Le développement de ces systèmes s’inscrit également dans un environnement réglementaire de plus en plus contraint, en particulier en Europe. « Il ne s’agit plus seulement de performance des modèles, mais de l’ensemble du cycle de vie de l’IA », souligne Michael Anderson, évoquant des exigences croissantes en matière de transparence, de minimisation des données, de traçabilité et de sécurité.

Sur la donnée vocale, ces contraintes sont encore renforcées.
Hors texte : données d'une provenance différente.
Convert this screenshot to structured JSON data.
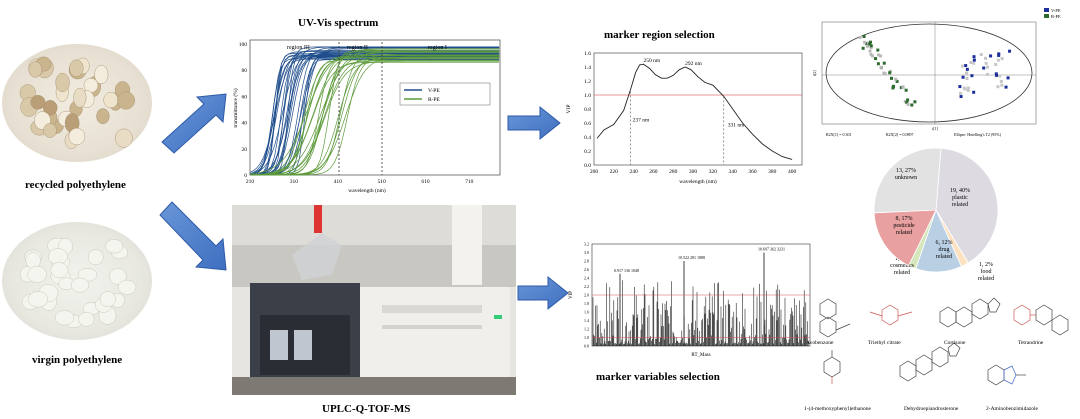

Les organisations doivent notamment porter une attention particulière à la sensibilité des données traitées, aux infrastructures utilisées et aux modalités de déploiement. Les systèmes ainsi conçus doivent être « utiles, mais aussi auditables, sécurisés et alignés avec les exigences réglementaires ».

Vers une nouvelle couche d’interaction

Reste à savoir si ces approches sont appelées à se généraliser. Pour SoundHound AI, l’IA agentique est appelée à devenir « une couche fondamentale d’interaction en entreprise », comparable aux évolutions précédentes des interfaces numériques.

La voix y joue un rôle central, en tant qu’interface jugée « la plus naturelle », capable de masquer la complexité des systèmes derrière une interaction simple. Une perspective qui repose toutefois sur des conditions techniques et organisationnelles encore exigeantes. Car si l’IA agentique ouvre la voie à des systèmes capables d’agir plutôt que de répondre, sa généralisation dépendra avant tout de sa capacité à s’intégrer de manière fiable et maîtrisée dans des environnements métiers souvent fragmentés et complexes.